Пока я любовался скатертью, сестра прямо на ней расставила посуду, принесла покупной торт, блюдце с лимоном, нарезанным ломтиками. И поставила заварочный фаянсовый чайник.
Удивился, но промолчал.
Инна заботливо ухаживала за мной. Уронила ломтик лимона на скатерть… Дернулся, хотел его поймать, чуть чашку не опрокинул.
— Инна! — раздражённо воскликнул я. — Откинь скатерть, ну нельзя же так. Скатерть испортим, — ответил я на её немой удивлённый вопрос. — Сколько она стоит?
— Триста рублей…— небрежно ответила сестра.
Глава 14
28.03.1971 г. Пермь
— Триста рублей, — повторил я. — Ты хоть представляешь, как люди вокруг живут? Как мы дома живём? На мамину зарплату и бабушкину пенсию. Бабушка сейчас с Аришкой сидит. А я на заводе после школы работаю.

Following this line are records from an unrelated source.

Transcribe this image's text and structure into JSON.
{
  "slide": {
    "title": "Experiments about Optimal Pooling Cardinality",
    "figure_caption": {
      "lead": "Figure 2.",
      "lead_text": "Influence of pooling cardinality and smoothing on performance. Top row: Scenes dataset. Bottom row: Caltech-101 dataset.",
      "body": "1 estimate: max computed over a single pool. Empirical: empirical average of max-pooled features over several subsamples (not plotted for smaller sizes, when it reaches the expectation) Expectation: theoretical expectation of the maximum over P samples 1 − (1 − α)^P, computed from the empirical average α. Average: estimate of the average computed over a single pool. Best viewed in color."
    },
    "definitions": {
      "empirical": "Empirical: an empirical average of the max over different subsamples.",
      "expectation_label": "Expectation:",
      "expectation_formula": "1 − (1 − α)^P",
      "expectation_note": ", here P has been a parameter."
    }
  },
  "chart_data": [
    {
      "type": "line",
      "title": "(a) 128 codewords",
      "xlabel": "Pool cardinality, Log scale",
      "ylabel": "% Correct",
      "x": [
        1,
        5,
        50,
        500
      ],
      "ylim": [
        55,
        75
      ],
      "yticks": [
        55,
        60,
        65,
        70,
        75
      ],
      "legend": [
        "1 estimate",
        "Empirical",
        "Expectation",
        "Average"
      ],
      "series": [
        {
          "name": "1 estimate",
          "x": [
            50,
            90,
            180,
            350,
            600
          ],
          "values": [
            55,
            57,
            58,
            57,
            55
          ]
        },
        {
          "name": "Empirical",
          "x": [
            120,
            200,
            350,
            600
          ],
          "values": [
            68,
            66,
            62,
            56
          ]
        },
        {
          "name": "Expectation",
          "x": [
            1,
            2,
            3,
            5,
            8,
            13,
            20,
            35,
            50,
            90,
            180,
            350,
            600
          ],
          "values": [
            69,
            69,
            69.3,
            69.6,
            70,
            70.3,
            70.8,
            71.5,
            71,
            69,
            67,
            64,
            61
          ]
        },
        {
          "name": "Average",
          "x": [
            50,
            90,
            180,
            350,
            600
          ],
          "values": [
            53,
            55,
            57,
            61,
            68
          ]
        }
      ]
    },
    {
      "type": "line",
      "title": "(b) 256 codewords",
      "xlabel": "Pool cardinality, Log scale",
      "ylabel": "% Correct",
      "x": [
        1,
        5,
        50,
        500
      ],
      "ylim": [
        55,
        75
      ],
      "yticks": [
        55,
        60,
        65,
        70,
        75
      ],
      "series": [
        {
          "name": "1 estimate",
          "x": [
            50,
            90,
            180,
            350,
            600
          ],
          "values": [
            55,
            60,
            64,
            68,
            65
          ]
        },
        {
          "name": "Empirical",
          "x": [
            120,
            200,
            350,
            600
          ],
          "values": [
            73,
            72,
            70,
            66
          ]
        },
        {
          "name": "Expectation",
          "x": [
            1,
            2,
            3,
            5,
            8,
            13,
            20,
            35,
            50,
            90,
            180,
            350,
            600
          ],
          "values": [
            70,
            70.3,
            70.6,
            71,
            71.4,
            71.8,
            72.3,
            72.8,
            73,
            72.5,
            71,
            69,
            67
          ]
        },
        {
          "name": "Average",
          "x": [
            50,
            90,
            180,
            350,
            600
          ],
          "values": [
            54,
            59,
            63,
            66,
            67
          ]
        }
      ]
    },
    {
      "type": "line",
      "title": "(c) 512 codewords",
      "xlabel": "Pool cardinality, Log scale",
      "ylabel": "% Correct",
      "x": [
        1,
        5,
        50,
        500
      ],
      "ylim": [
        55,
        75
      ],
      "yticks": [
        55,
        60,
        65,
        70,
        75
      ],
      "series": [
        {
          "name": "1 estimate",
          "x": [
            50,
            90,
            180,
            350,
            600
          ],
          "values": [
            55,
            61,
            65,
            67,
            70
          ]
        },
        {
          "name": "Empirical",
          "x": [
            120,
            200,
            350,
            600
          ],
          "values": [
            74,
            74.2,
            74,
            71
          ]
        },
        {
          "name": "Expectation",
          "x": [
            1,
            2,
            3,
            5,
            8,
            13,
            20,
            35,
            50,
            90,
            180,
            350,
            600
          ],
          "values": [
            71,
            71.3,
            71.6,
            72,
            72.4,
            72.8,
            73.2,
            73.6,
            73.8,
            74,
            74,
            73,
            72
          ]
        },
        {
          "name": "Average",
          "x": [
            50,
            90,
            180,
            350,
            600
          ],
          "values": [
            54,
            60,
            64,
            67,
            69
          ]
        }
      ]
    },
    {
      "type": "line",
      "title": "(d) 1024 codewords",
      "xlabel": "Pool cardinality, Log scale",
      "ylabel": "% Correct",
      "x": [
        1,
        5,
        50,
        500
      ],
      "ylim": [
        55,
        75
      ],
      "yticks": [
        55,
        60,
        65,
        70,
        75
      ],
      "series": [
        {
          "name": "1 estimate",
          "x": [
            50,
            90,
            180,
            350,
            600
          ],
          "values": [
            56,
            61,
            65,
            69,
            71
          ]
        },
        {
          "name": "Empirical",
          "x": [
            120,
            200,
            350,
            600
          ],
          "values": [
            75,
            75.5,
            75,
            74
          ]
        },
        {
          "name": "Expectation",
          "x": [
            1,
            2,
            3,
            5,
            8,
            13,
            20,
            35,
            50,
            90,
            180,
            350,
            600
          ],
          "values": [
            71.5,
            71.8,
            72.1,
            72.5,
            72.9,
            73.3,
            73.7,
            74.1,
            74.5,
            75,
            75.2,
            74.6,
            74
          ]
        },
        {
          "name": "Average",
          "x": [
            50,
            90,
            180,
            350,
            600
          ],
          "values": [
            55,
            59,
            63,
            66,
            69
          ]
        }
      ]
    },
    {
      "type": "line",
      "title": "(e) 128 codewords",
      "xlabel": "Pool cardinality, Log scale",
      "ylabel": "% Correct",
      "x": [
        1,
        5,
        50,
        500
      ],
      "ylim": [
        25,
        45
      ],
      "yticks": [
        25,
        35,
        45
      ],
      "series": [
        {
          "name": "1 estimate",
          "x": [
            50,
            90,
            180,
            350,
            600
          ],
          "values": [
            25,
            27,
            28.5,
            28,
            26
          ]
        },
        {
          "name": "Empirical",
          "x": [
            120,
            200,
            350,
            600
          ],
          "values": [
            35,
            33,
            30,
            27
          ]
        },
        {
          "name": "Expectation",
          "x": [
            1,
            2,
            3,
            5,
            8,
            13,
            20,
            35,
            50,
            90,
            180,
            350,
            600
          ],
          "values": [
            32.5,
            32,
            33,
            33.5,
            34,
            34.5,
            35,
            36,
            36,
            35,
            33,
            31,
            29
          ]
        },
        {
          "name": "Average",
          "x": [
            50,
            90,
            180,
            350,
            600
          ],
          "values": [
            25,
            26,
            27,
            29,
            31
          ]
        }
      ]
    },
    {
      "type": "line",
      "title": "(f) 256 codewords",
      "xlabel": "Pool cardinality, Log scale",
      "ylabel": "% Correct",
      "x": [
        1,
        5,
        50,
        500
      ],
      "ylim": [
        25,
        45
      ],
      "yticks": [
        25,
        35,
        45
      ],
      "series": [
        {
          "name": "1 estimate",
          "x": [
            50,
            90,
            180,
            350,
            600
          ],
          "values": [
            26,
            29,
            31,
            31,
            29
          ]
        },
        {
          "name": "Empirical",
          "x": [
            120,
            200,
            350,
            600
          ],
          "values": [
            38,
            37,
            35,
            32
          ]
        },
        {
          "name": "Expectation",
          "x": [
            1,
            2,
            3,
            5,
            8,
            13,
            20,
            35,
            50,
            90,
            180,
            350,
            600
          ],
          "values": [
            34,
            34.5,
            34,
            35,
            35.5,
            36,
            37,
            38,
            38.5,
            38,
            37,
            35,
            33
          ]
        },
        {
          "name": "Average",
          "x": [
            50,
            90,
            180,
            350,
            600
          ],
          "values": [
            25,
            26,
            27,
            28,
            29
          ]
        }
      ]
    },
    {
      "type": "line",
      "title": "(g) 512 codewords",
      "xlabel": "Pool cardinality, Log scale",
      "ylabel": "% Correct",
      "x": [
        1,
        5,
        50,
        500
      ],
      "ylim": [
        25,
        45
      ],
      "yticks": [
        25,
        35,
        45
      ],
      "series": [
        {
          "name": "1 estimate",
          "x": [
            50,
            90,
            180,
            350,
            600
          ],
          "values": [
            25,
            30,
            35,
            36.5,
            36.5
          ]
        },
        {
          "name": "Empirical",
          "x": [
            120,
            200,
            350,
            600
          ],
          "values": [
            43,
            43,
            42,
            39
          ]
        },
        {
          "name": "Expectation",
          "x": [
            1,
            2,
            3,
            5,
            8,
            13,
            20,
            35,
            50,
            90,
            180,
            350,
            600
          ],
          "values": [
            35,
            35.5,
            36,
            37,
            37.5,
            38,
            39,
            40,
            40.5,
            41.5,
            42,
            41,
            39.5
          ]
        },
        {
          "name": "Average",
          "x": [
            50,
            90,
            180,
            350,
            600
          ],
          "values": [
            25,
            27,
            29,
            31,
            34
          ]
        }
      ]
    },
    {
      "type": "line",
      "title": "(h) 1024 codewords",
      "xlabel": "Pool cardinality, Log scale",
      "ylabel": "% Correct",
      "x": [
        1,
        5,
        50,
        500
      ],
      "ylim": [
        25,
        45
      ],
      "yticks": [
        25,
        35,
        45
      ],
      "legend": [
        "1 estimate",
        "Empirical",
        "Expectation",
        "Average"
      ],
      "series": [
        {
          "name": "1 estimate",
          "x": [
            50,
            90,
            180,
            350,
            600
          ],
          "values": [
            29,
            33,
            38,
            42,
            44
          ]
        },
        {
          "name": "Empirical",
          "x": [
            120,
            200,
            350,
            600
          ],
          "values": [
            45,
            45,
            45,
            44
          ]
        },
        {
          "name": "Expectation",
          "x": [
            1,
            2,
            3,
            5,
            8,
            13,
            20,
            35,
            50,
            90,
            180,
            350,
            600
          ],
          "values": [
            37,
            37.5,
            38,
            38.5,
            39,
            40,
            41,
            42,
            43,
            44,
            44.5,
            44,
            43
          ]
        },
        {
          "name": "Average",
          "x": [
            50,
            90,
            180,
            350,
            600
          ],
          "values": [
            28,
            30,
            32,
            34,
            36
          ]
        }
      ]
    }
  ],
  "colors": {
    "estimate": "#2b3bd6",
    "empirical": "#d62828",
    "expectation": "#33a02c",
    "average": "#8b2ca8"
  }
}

Инна недоуменно хлопала глазами, глядя на меня.
— Это что? — я поднял ей под нос блюдце с лимоном.
— Лимон, — пожала она плечами. — Мы себе в витаминах не отказываем.
— В квашеной капусте тоже много витаминов, — чеканя каждое слово, проговорил я, глядя ей в глаза. — Мы её едим на завтрак, обед и ужин. Каждый день. Тоже себе ни в чём не отказываем.
Инна смотрела на меня, не понимая, чего я от неё хочу. Молчание затянулось. Тут она что-то вспомнила, вскочила и полезла в шкаф.
Вытащив из него большую холщовую сумку, она вытряхнула из нее на диван какие-то свертки.
— Посмотри, что я Арише купила! — с радостью начала она демонстрировать мне обновки. — Отвезёшь…
Много всего. Кофточки, костюмчики, сандалики, ботиночки, трусики, маечки, носочки… У меня в глазах начало рябить от всего этого.
Я взял что-то наугад из этой кучи. Это оказалось маленькое очаровательное платьице, красно-малиновое, с белыми кружевами по вороту и манжетам. Кармашки были вышиты объёмной вышивкой. Платье явно импортное и очень дорогое.
— Инна. И зачем всё это? Малышка растёт не по дням, а по часам. Ну, наденет она это один раз…
Пока ехал, думал, разнесу здесь всё в пух и прах. А сейчас, глядя на сестру, на то, как она с любовью и заботой складывает обратно в сумку детское барахлишко, у меня пропало на это всякое желание.
Решил дождаться зятя и поговорить с ним о сложившейся ситуации. Пока его дожидались, спросил сестру о наезде соседок насчет веревок во дворе.
Глаза у неё предательски заблестели, но она дерзко вздернула нос и поджала губы. Жаловаться не стала.
О! Узнаю бабулины гены. Ещё бы немного мозгов и неплохая девчонка была бы. Ладно, дождусь ее мужа, и тогда начнем процесс перевоспитания.
Тут в замочной скважине повернулся ключ. В прихожей хлопнула дверь и почти сразу в комнату заглянул парень лет двадцати пяти.
— Приехал? — спросил он, торопливо расстегивая шинель.
— Привет. — вышел я ему на встречу.
Свою форменную ушанку он небрежно бросил на Инкины меха. Зять в жизни оказался ещё смешнее, чем на фотографии. Такой же длинный, худой и нескладный, как я. И такой же лопоухий. Только, в отличие от меня, он был в очках.
— Как добрался? — спросил он меня, садясь за стол.
Тот самый стол, накрытый скатертью за триста рублей. Инна поспешно поставила перед ним пустую глубокую тарелку и стеклянную поллитровую банку с явно столовской едой: гречка и гуляш с подливкой. Ну, может, из больничной столовки таскает. Хорошо, конечно. Экономия. Но с другой стороны, тем более, куда им столько денег?